Fuel EU Kapsamında Kullanılacak Biyoyakıtların Muhtemel Etkileri
2050 net sıfır karbon hedefine ulaşmada en büyük adım gemilerde yenilenebilir enerji ve düşük karbonlu yakıt kullanımına yönelik çıkarılan Fuel EU 2023/1805 yönergesidir.
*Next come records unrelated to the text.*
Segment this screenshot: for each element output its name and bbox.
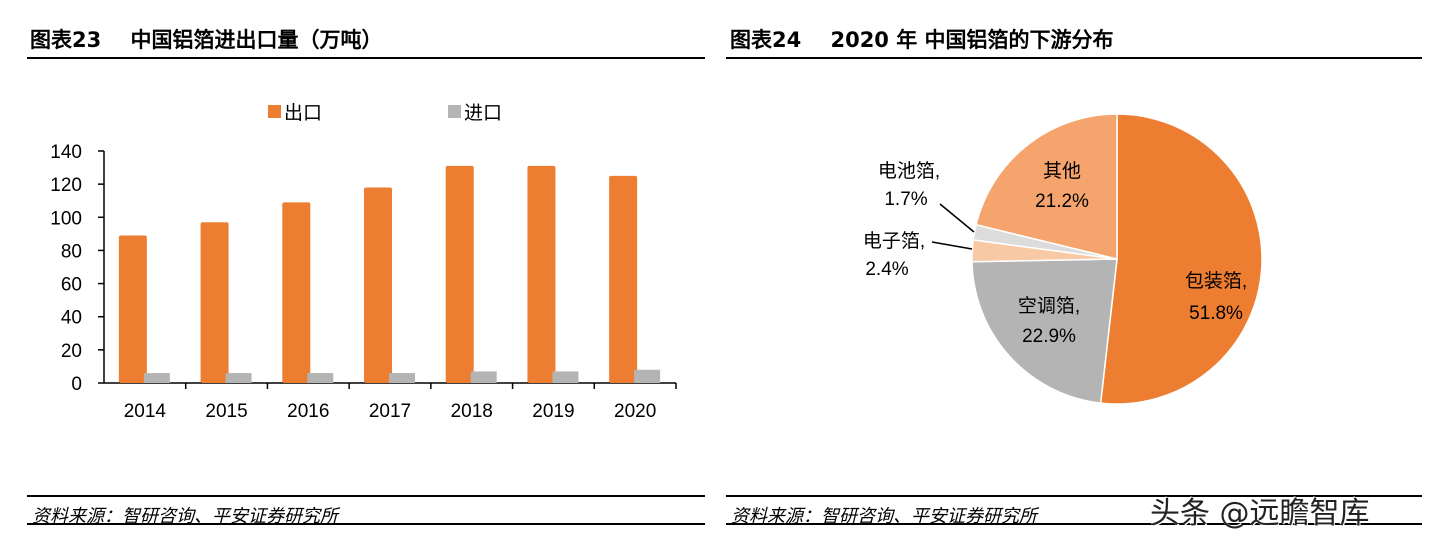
- y-tick-label: 80: [61, 241, 82, 262]
- pie-slice-0: [1099, 113, 1263, 405]
- pie-chart: 电池箔, 1.7% 电子箔, 2.4% 其他 21.2% 空调箔, 22.9% …: [863, 113, 1263, 405]
- bar-chart: 出口 进口 0 20 40 60 80 100 120 140 2014 2015 2016 2017…: [50, 102, 677, 422]
- bar-export-2014: [118, 235, 147, 383]
- y-tick-label: 20: [61, 341, 82, 362]
- bar-import-2014: [143, 373, 170, 383]
- bar-import-2019: [552, 371, 579, 383]
- legend-label-export: 出口: [284, 102, 322, 124]
- right-source-note: 资料来源：智研咨询、平安证券研究所: [731, 506, 1037, 527]
- x-tick-label: 2019: [532, 401, 574, 422]
- bar-import-2016: [307, 373, 334, 383]
- left-title-rule: [27, 57, 705, 59]
- bar-import-2017: [389, 373, 415, 383]
- right-chart-title: 图表24 2020 年 中国铝箔的下游分布: [730, 28, 1114, 52]
- y-tick-label: 0: [71, 374, 82, 395]
- pie-label-ac: 空调箔,: [1018, 295, 1080, 317]
- left-source-note: 资料来源：智研咨询、平安证券研究所: [32, 506, 338, 527]
- leader-line-battery: [939, 203, 975, 233]
- x-tick-label: 2020: [614, 401, 656, 422]
- right-source-top-rule: [726, 495, 1422, 497]
- bar-import-2018: [470, 371, 497, 383]
- x-tick-label: 2018: [451, 401, 493, 422]
- leader-line-electronic: [931, 241, 973, 250]
- y-tick-label: 100: [50, 208, 82, 229]
- x-tick-label: 2017: [369, 401, 411, 422]
- legend-swatch-import: [448, 105, 461, 118]
- bar-export-2018: [445, 165, 474, 383]
- bar-import-2015: [225, 373, 252, 383]
- left-bottom-rule: [27, 523, 705, 525]
- bar-export-2015: [200, 222, 229, 383]
- legend: 出口 进口: [268, 102, 502, 124]
- bar-import-2020: [634, 369, 661, 383]
- y-tick-label: 120: [50, 175, 82, 196]
- legend-label-import: 进口: [464, 102, 502, 124]
- pie-value-battery: 1.7%: [884, 189, 927, 210]
- y-tick-label: 140: [50, 142, 82, 163]
- legend-swatch-export: [268, 105, 281, 118]
- y-tick-label: 40: [61, 308, 82, 329]
- right-title-rule: [726, 57, 1422, 59]
- pie-label-electronic: 电子箔,: [863, 230, 925, 252]
- x-tick-label: 2015: [205, 401, 247, 422]
- pie-label-packaging: 包装箔,: [1185, 270, 1247, 292]
- pie-label-battery: 电池箔,: [878, 160, 940, 182]
- right-bottom-rule: [726, 523, 1422, 525]
- pie-slice-4: [975, 113, 1118, 260]
- bar-export-2019: [527, 165, 556, 383]
- bar-export-2020: [609, 175, 638, 383]
- watermark: 头条 @远瞻智库: [1150, 496, 1370, 531]
- bar-export-2016: [282, 202, 311, 383]
- pie-value-electronic: 2.4%: [865, 259, 908, 280]
- bar-export-2017: [364, 187, 392, 383]
- pie-value-other: 21.2%: [1035, 191, 1089, 212]
- left-source-top-rule: [27, 495, 705, 497]
- pie-label-other: 其他: [1043, 160, 1081, 182]
- pie-value-packaging: 51.8%: [1189, 303, 1243, 324]
- x-tick-label: 2014: [124, 401, 167, 422]
- pie-value-ac: 22.9%: [1022, 326, 1076, 347]
- left-chart-title: 图表23 中国铝箔进出口量（万吨）: [30, 28, 383, 52]
- pie-slice-1: [971, 258, 1118, 404]
- x-tick-label: 2016: [287, 401, 329, 422]
- y-tick-label: 60: [61, 275, 82, 296]
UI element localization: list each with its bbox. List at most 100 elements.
EU ETS ile ilgili düzenlemelerin şirketleri çok fazla meşgul etmesi nedeniyle Fuel EU yönergesinin gemi sahibi şirketleri nasıl etkileyeceği henüz tam olarak anlaşılamadı. Ancak, özellikle 2030 ve sonrasında bu regülasyonun şirketlere olan faturası EU ETS ile talep edilen karbon vergisinin üzerine çıkacağı yıl olacağı için şirketler bu etkiyi çok daha yakından hissetmeye başlayacaklar.
Şekil-1. Karbon vergisi ve yakıt cezasının 2025-2050 periyodundaki değişimi
Şekil-1’de görüleceği üzere 2030 yılından sonra yakıt cezasının yakıt vergisinin üzerine çıktığı, 20240 yılından itibaren ise agresif bir artışın meydana geldiği görülmektedir. 2025-2029 yılları arasında 85.000€ yakıt cezası ödeyecek olan denizcilik firması, aynı tüketim değerlerini sürdürdüğünü kabul ettiğimizde 2050 yılında aynı yakıtı türünü ve miktarını tüketmesi durumunda ödeyeceği yıllık yakıt cezası 3.060.000€ ya çıkmaktadır.
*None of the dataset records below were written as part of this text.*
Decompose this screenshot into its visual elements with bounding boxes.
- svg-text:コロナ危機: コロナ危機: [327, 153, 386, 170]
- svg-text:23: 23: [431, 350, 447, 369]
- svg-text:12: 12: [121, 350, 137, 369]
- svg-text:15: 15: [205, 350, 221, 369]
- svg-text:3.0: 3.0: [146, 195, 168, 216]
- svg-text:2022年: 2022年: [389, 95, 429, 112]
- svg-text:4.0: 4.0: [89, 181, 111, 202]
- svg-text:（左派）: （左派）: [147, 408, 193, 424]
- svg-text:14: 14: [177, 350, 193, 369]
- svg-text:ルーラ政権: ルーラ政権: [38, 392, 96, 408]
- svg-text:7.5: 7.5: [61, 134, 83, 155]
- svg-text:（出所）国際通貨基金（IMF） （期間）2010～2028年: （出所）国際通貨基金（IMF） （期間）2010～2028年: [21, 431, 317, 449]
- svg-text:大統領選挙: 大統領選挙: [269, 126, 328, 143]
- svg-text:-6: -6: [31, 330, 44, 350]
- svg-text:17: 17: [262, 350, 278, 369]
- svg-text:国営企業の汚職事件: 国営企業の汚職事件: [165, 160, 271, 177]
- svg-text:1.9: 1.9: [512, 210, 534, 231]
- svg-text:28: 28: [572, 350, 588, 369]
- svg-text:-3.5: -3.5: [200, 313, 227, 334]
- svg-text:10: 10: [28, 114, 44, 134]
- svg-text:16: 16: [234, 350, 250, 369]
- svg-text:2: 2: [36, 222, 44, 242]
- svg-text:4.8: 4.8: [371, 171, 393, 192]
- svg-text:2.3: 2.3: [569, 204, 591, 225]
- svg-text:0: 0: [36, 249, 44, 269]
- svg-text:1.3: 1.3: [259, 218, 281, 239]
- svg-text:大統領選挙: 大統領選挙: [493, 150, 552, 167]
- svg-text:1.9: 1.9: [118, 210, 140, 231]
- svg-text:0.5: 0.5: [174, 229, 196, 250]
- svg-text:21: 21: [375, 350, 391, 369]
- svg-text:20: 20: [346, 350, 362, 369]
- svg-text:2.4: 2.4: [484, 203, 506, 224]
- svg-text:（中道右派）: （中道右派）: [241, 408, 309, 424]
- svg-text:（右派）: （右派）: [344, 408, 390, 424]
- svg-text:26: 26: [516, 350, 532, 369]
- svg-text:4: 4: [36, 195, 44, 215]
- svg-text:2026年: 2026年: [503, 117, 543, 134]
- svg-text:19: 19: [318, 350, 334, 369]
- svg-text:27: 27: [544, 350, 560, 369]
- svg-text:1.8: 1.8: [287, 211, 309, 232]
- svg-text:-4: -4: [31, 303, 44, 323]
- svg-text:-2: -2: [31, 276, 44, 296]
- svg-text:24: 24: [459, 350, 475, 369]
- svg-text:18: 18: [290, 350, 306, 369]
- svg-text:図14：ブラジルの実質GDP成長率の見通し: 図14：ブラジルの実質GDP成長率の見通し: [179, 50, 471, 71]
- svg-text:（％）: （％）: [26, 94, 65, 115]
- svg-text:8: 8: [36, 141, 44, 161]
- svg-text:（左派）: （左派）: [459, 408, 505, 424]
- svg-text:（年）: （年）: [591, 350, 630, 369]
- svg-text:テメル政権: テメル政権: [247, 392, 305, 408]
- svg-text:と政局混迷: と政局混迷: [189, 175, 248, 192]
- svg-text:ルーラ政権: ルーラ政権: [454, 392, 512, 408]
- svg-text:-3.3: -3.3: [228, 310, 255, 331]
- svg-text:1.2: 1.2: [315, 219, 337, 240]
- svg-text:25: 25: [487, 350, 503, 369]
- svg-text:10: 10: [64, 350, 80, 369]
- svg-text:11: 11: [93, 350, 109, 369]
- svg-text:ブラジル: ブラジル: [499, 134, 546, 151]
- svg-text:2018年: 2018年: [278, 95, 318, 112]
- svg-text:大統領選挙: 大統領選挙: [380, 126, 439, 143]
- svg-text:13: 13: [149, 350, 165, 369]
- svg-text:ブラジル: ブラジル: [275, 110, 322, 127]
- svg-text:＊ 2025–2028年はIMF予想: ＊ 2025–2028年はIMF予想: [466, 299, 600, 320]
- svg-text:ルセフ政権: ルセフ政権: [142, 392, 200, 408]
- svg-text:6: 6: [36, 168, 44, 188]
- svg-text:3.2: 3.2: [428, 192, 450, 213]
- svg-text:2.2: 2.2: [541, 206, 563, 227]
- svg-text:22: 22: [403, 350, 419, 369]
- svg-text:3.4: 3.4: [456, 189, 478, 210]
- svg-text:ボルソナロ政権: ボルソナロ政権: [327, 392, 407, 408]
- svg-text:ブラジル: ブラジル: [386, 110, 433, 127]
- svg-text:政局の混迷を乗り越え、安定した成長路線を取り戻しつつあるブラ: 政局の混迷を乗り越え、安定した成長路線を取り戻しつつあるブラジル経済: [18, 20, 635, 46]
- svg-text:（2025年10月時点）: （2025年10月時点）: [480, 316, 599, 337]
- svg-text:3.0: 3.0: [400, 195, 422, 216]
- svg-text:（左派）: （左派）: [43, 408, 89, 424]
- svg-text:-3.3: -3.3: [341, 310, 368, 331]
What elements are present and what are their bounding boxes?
Önümüzdeki yıllarda karşılaşılacak olan yüksek vergiler ve yakıt cezaları, şirketleri alternatif enerji ve düşük karbonlu yakıt arayışına itecektir.
Bir noktanın altını çizmek gerekiyor. Fosil yakıtlarla ticari faaliyetlerini sürdüren bir geminin enerji verimliliğini artırmak yönündeki yatırımları tek başına yeterli değildir. Yüksek cezalardan kurtulmanın tek yolu yenilenebilir enerjilere (rüzgâr türbini, güneş enerji vs.) ya da düşük karbonlu yakıtlara ve düşük karbonlu yakıt tüketen ana tahrik sistemlerine geçişi gerekli kılmaktadır. Ancak, mevcut gemi ana makinelerinde düşük karbonlu yakıtlara geçiş için yapılacak dönüşüm sisteminin ilk yatırım giderlerinin yüksekliği nedeniyle fizıbıl gözükmemektedir. Bu nedenle özellikle 10 yaş üstü gemiler için alternatif yol, yapısal değişim gerektirmeyen ve WtT emisyonu düşük biyoyakıt ya da sentetik yakıtlara geçişi gerekli kılmaktadır.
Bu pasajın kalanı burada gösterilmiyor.